Trump made a statement in saying that he was considering huge action against Beijing for alleged theft of intellectual property. No major outcomes on trade controversy has caused Trump to take a hard line on China since his visit. It is also said the United States never mean to support China’s membership in the World Trade organization in 2001. This is due to the failure to force Beijing to open up its economy.
When the chamber’s chairman, William Zarit, was asked about the possibility of Trump imposing further tariffs on China he responded by saying, “There is a sense that strictly just dialogue has not really brought much in terms of progress. So perhaps some pressure will help get us more progress to a more balanced economic, commercial relationship”.
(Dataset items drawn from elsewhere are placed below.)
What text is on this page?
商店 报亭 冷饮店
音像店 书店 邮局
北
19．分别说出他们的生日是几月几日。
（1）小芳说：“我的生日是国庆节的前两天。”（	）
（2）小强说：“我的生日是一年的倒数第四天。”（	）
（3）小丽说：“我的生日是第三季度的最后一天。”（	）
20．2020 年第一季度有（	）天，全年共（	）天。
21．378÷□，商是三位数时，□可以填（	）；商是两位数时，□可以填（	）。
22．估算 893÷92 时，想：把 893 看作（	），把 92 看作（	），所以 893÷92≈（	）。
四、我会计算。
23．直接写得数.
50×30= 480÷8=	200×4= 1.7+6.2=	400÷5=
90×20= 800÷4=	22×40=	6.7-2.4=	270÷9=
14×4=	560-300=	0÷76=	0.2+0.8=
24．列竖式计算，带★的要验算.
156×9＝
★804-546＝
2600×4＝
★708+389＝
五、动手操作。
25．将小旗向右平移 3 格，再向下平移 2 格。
A little less than half of respondents claimed stronger support for a even playing field or applying “investment reciprocity as an approach to improve market access”. These were listed as the top ways the U.S. government could help China’s foreign businesses.
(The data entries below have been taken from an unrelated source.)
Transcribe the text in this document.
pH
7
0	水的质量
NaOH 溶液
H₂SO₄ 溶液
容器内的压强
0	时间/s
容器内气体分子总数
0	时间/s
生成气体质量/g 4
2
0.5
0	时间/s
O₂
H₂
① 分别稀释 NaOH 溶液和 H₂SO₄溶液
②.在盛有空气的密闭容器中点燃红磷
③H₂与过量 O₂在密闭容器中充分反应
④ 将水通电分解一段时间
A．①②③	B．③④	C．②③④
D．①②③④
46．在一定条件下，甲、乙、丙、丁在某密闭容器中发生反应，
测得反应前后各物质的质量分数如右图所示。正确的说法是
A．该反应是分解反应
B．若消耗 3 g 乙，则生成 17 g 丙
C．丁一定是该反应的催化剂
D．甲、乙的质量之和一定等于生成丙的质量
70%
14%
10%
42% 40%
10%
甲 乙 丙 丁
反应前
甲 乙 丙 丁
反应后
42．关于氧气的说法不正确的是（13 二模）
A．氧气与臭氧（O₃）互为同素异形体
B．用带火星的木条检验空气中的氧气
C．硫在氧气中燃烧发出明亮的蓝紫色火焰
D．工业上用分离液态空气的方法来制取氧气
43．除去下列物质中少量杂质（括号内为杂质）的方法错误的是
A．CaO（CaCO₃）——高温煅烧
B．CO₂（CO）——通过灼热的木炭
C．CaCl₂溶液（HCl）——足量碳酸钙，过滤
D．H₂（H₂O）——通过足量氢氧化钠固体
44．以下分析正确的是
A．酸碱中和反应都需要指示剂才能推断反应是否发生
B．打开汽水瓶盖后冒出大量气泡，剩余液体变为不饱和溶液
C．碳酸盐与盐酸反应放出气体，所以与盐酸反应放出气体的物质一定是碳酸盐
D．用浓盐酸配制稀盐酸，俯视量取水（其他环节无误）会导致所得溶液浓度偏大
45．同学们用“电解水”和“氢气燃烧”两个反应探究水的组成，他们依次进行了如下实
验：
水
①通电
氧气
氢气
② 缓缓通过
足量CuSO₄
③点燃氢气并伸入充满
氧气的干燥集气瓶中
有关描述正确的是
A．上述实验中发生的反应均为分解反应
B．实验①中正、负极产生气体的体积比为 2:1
Another response that came out of this said that going after multilateral regional free trade agreements, such as the Trans-Pacific Partnership deal, could be another way to help foreign businesses in China.
Fifty-nine percent of technology companies and research and development-intensive sectors claimed that they were treated unreasonably compared to domestic companies. Beijing has also revealed a determined Made In China 2025 plan to succeed foreign products.
The chamber report cited an anonymous senior executive in the agribusiness sector as claiming, “We see numerous policies that hamper foreign-invested companies, and also major market distortions being permitted in order to force technology transfer”.